The Old Testament offers several examples of how we have a long tradition of wearing sackcloth and being sprinkled with ashes as a sign of penance as an "outward sign of grief, a mark of humility, mourning, penance and morality," according to Our Sunday Visitor. (See Job 42:6, Daniel 9:3, Jonah 3:6 and 1 Maccabees 3:47.) 

"Ashes were imposed on the early catechumens when they began their preparation time for baptism. Confessed sinners of that era were also marked with ashes as part of the public penitential process. Other baptized Christians began asking to receive ashes in a manner similar to catechumens and penitents," according to Our Sunday Visitor. "Christian men had ashes sprinkled on their heads while ashes were used to trace the cross on the forehead of women. ..."

"During the papacy of St.
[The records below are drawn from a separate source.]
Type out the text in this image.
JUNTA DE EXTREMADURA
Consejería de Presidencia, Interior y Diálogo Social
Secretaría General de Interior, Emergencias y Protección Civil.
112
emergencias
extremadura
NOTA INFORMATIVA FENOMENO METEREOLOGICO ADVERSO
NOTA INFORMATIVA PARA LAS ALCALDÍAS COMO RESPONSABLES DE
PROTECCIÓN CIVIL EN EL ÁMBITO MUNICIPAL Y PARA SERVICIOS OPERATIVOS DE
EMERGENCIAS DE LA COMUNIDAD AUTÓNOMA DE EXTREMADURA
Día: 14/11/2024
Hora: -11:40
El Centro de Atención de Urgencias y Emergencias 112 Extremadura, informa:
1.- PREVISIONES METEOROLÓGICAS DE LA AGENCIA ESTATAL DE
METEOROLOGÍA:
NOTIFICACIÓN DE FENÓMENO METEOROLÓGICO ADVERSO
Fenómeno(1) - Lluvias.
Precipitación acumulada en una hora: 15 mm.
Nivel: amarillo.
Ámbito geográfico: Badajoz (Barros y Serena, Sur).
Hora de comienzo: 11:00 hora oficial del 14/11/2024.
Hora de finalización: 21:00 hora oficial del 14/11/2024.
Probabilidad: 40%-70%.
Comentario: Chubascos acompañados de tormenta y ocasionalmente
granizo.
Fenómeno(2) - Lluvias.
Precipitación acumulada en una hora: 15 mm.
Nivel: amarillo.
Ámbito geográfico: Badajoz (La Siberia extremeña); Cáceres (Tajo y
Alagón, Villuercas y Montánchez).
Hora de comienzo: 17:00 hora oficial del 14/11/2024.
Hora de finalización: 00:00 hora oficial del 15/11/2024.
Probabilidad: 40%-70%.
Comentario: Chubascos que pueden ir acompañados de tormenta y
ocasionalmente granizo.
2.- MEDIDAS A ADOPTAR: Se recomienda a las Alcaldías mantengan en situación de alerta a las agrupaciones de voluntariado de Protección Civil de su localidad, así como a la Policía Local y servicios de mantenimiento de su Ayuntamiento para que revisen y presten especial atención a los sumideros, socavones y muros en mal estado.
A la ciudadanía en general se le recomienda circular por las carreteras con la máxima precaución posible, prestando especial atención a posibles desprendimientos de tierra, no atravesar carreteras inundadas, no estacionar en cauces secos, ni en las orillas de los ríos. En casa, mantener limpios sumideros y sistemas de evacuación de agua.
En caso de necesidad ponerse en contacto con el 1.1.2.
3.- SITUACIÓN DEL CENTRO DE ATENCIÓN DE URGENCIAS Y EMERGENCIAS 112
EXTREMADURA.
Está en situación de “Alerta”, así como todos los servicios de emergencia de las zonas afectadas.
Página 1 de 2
Gregory the Great, the practice was further expanded and is mentioned in the sixth-century Gregorian Sacramentary. Around the year 1000, Abbot Aelfric of the monastery of Eynsham, England, wrote: 'We read in the books both in the Old Law and in the new that men who repented of their sins bestowed on themselves with ashes and clothed their bodies with sackcloth. Now let us do this little at the beginning of our Lent, that we strew ashes upon our heads, to signify that we ought to repent of our sins during the Lenten feast' (“Aelfric’s Lives of Saints,” 1881, p. 263). This same rite of distributing ashes on the Wednesday that begins Lent was recommended for universal use by Pope Urban II at the Synod of Benevento in 1091." Learn more.

The Lenten season offers us the help we need to remember whose we are. It offers us the chance to start anew. That no matter how long it is has been or what we have done, the Lord calls us to come to him. "Even now, says the LORD, return to me with your whole heart." (Joel 2:12) Even though Lent is somber in nature, there should be no fear in our repentance because it is the first step toward the joy and the new life offered on Easter Sunday.

Father Steve Grunow of Word on Fire explains that it does require humility to receive the ashes because these publically mark us as sinners. "What we know privately about ourselves we show to the world. But that we are sinners is not the only truth that we display. The mark of ashes is a sign to the world that we have received something extraordinary and undeserved from the Lord Jesus. What have we received? A word of forgiveness that is creative, living and effective, which if accepted, gives to us and to the world, what we need most — the gift of a new start and the unexpected grace of another chance."